BRIEF DESCRIPTION OF THE DRAWINGS
[0029] FIG. 1A is a schematic view of a conventional interconnect
element.
[0030] FIG. 1B is an enlarged schematic view of a connecting
portion of a conventional interconnect element.
[0031] FIG. 2A to 2C are cross-sectional views of a process for
manufacturing an electrical connecting element having nanotwinned
copper layer according to Example 1 of the present invention.
[0032] FIG. 3 is a schematic view of a plating apparatus for
forming a copper film according to Example 1 of the present
invention.
[0033] FIG. 4 is a vertical view of an electron backscattered
diffraction of a copper layer according to Example 1 of the present
invention.
[0034] FIGS. 5A and 5B are respectively a focused ion beam
cross-sectional view and a schematic view of a nanotwinned copper
layer according to Example 1 of the present invention.
[0035] FIG. 6 is a focused ion beam cross-sectional view of a
connecting portion of an electrical connecting element according to
Example 2 of the present invention.
[0036] FIGS. 7A-7B are cross-sectional views of a process for
manufacturing an electrical connecting element having a nanotwinned
copper layer according to Example 2 of the present invention.
[0037] FIGS. 8A-8C are cross-sectional views of a process for
manufacturing an electrical connecting element formed by a copper
layer according to Example 3 of the present invention.
[0038] FIG. 9 is a vertical view of an electron backscattered
diffraction of a copper layer according to Example 3 of the present
invention.
[0039] FIG. 10 is a cross-sectional image in a bright field of a
copper layer observed by a transmission electron microscope
according to Example 3 of the present invention.
[0040] FIG. 11 is a high resolution transmission electron
microscope image of a connecting portion of an electrical
connecting element according to Example 3 of the present
invention.
[0041] FIG. 12 is a cross-sectional image in a bright field of a
connecting portion of an electrical connecting element observed by
a transmission electron microscope according to Example 3 of the
present invention.
[0042] FIG. 13 is a focused ion beam cross-sectional view of a
connecting portion of an electrical connecting element according to
Example 4 of the present invention.
[0043] FIG. 14 is a cross-sectional image in a bright field of a
connecting portion of an electrical connecting element observed by
a transmission electron microscope according to Example 5 of the
present invention.
[0044] FIG. 15 is an image in a bright field of a connecting
portion of an electrical connecting element observed by a
transmission electron microscope according to Example 6 of the
present invention.
[0045] FIG. 16 is a cross-sectional image in a bright field of a
connecting portion of an electrical connecting element observed by
a transmission electron microscope according to Example 7 of the
present invention.
[0046] FIG. 17 is a vertical view of an electron backscattered
diffraction of a copper layer containing 64% of a (111) surface
according to Example 8 of the present invention.
[0047] FIG. 18 is a transmission electron microscope
cross-sectional image in a bright field of a connecting portion of
an electrical connecting element observed by a transmission
electron microscope according to Example 8 of the present
invention.
[0048] FIG. 19 is a focused ion beam cross-sectional view of a
connecting portion of an electrical connecting element according to
Example 9 of the present invention.
DETAILED DESCRIPTION OF THE PREFERRED EMBODIMENT
[0049] The preset invention is illustrated by the following
specific embodiments, and those skilled in the art can readily
understand the advantages and efficiency of the present invention
according to the content of the present specification.
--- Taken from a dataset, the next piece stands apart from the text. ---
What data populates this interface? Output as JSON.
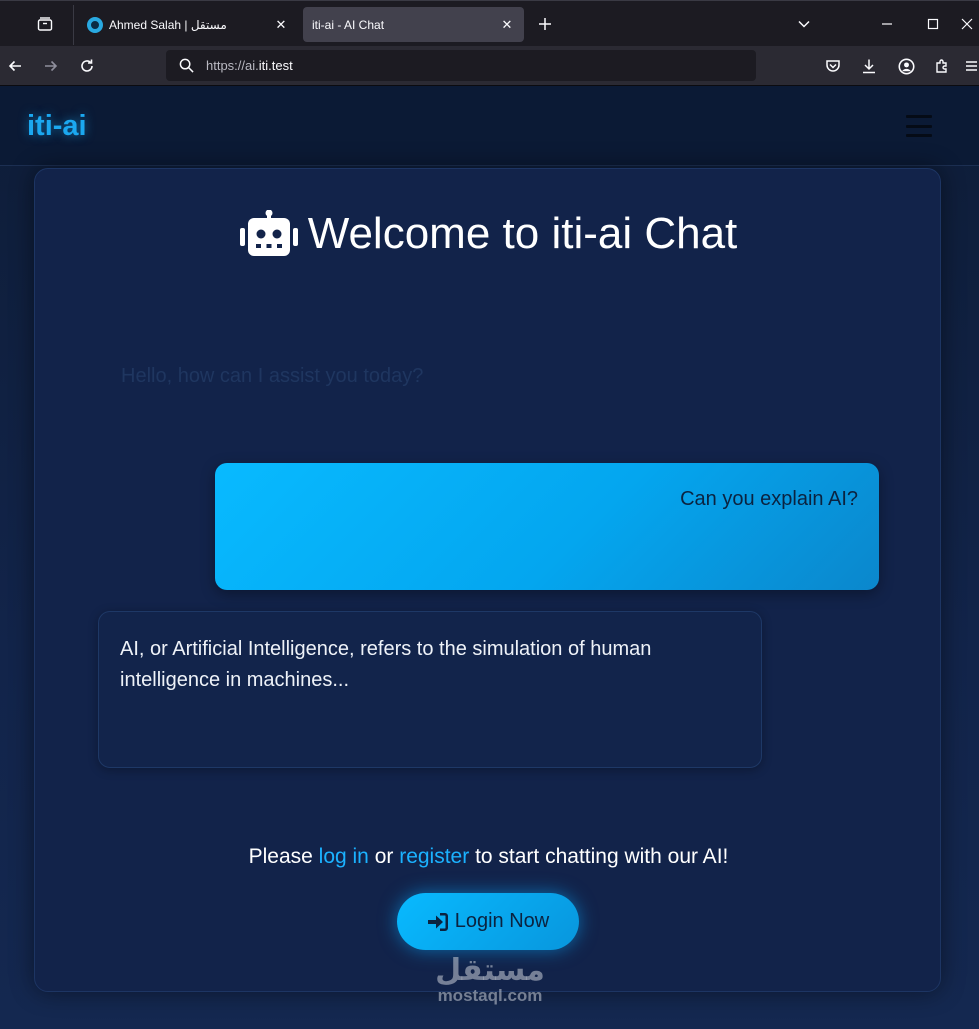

The present
invention may also be implemented or applied by various other
specific embodiments, the details of the specification can be
changed and modified without departing from the spirit of the
invention based on different perspectives and applications.
Example 1
[0050] FIGS. 2A to 2C are cross-sectional views showing a process
for manufacturing an electrical connection element having a twinned
crystal copper layer of the present embodiment. The schematic view
of a plating apparatus for forming the copper film in the present
embodiment is shown in FIG. 3. A vertical view of an electron
backscattered diffraction of the copper layer in the present
embodiment is shown in FIG. 4, in which the ratio of the (111)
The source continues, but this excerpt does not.